Une Colonne de feu est le fruit d’une longue gestation. En effet, ce récit nous fait voyager dans toute l’Europe du XVIe siècle. L’écriture a donc demandé beaucoup de recherches de documentation à Ken Follett : « ne pas savoir bride mon imagination », nous a-t-il expliqué en nous montrant des images de ses voyages. En effet, il a lui-même parcouru les pays traversés par ses personnages pour s’imprégner des lieux, des ambiances et des détails d’une architecture ou d’une rue. A Paris, il a ainsi parcouru les rues adjacentes à la cathédrale Notre-Dame de Paris avec un ami historien qui lui commentait tout ce qui avait changé depuis le XVIe siècle.

Mais cela ne suffit pas, bien sûr : Ken Follett a aussi lu, selon ses propres dires, 228 livres d’histoire sur cette période, à la fois pour être certain de ne pas faire d’erreur mais aussi pour nourrir son imaginaire, pour connaître les possibles de ses personnages.

On s’en doute, avec une telle masse de travail, Une Colonne de feu (qui fait plus de 900 pages en poche !) ne s’est pas écrit en un jour. Ken Follet aura mis trois ans pour en arriver au bout. Comme il nous l’a raconté, il a débuté avec un plan détaillé d’environ 7 pages, nourri pendant une année par ses voyages et ses recherches. Il a ensuite rédigé un premier jet pendant un an, avant de l’envoyer à des relecteurs historiens ou non ainsi qu’aux éditeurs. C’est à partir de leurs remarques qu’il a ensuite écrit la version définitive, une « vraie réécriture sur un nouveau fichier » pendant la troisième année. Et ce, tout en poursuivant ses recherches, car « il y a toujours à apprendre » !

Un roman épris de liberté

Pour sa Colonne de feu, Ken Follett a choisi une période de l’histoire troublée. Ce XVIe siècle qu’il décrit, c’est celui des guerres de religion, pendant lequel l’Europe est à feu et à sang en raison des conflits entre catholiques et protestants.

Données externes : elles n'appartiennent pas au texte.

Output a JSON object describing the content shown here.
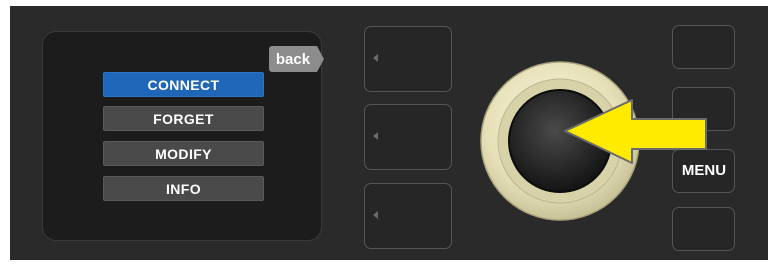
{
  "screen": {
    "back_label": "back",
    "menu_items": [
      {
        "label": "CONNECT",
        "selected": true
      },
      {
        "label": "FORGET",
        "selected": false
      },
      {
        "label": "MODIFY",
        "selected": false
      },
      {
        "label": "INFO",
        "selected": false
      }
    ]
  },
  "hardware": {
    "menu_label": "MENU",
    "encoder_icon": "rotary-encoder-knob",
    "callout_icon": "arrow-left-icon"
  },
  "colors": {
    "selected_item": "#1f66b8",
    "arrow_fill": "#ffeb00"
  }
}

Un thème cher au cœur de l’auteur, comme il l’a dit lui-même. Le petit Ken Follett a en effet grandi dans une famille puritaine (protestante) au Pays de Galles où beaucoup de choses lui étaient interdits. Ses lectures, notamment, été contrôlées.

Mais au-delà, ce sujet parle à tout le monde. En effet, les personnages fictionnels de Ken Follett se battent pour leur liberté dans un monde où cela n’a rien d’évident. « C’est rare d’être libre dans l’histoire », nous a asséné Ken Follett, tout en expliquant que tous ses romans sont reliés par cette obsession : comprendre comment la liberté s’est imposée. Les lecteurs se mêlent ainsi de la grande marche de l’histoire et comprennent mieux le monde actuel.

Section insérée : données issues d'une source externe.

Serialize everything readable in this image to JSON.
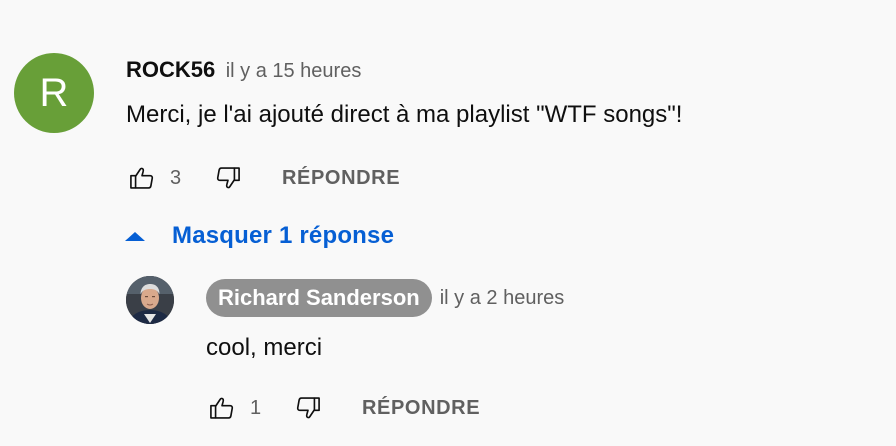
{
  "comment": {
    "avatar_letter": "R",
    "avatar_color": "#689f38",
    "author": "ROCK56",
    "time": "il y a 15 heures",
    "text": "Merci, je l'ai ajouté direct à ma playlist \"WTF songs\"!",
    "like_icon": "thumb-up-icon",
    "likes": "3",
    "dislike_icon": "thumb-down-icon",
    "reply_label": "RÉPONDRE"
  },
  "replies_toggle": {
    "icon": "caret-up-icon",
    "label": "Masquer 1 réponse",
    "color": "#065fd4"
  },
  "reply": {
    "avatar": "avatar-photo",
    "author": "Richard Sanderson",
    "author_badge_color": "#909090",
    "time": "il y a 2 heures",
    "text": "cool, merci",
    "likes": "1",
    "reply_label": "RÉPONDRE"
  }
}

Si Une Colonne de feu se déroule dans toute l’Europe, le personnage principal est anglais et travaille dans les tous nouveaux services secrets de la jeune souveraine anglaise, Elisabeth Ière. Pour Ken Follet, c’est aussi coller à notre actualité puisque son livre parle de l’avènement de la reine, d’une femme puissante dans un monde masculin.

Être écrivain selon Ken Follett

Mais au-delà de cet engagement dans l’actualité, Ken Follett cherche à transmettre dans tous ses romans « un plaisir et une excitation aussi intenses » que ce qu’il a ressenti en lisant Ian Fleming ou Shakespeare dans son enfance. C’est avec ces ouvrages qu’il a appris à être écrivain : il doit faire passer le lecteur par tout le spectre des émotions, douleur incluse. Pour cette raison, Ken Follet ne cherche pas à atténuer la violence physique dans ses romans. « La violence n’est pas un jeu », elle doit être réelle, même pour le lecteur.

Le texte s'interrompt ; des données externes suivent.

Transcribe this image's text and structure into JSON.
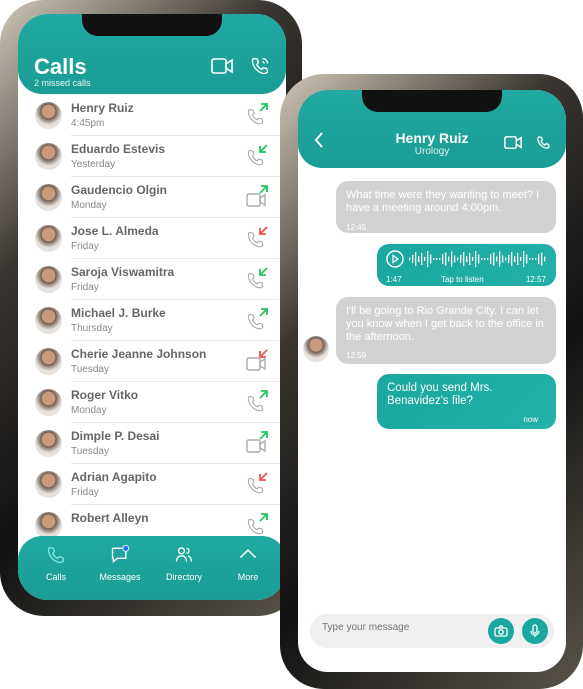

Un bon roman est donc celui qui fait naître « un phénomène d’enchantement ». Il y a bien une sorte de magie à se perdre dans une histoire !

En tout cas, Ken Follet a beau atteindre ses 70 ans, il n’a pas l’intention de reposer la plume de sitôt et continue à fourmiller d’idées. Il continuera d’ailleurs à nous faire explorer l’histoire de sa ville, Kingsbridge, puisqu’il rédige actuellement un livre qui s’y déroule mais… durant l’an mil. En attendant, il nous reste plus qu’à vous perdre dans Une Colonne de feu !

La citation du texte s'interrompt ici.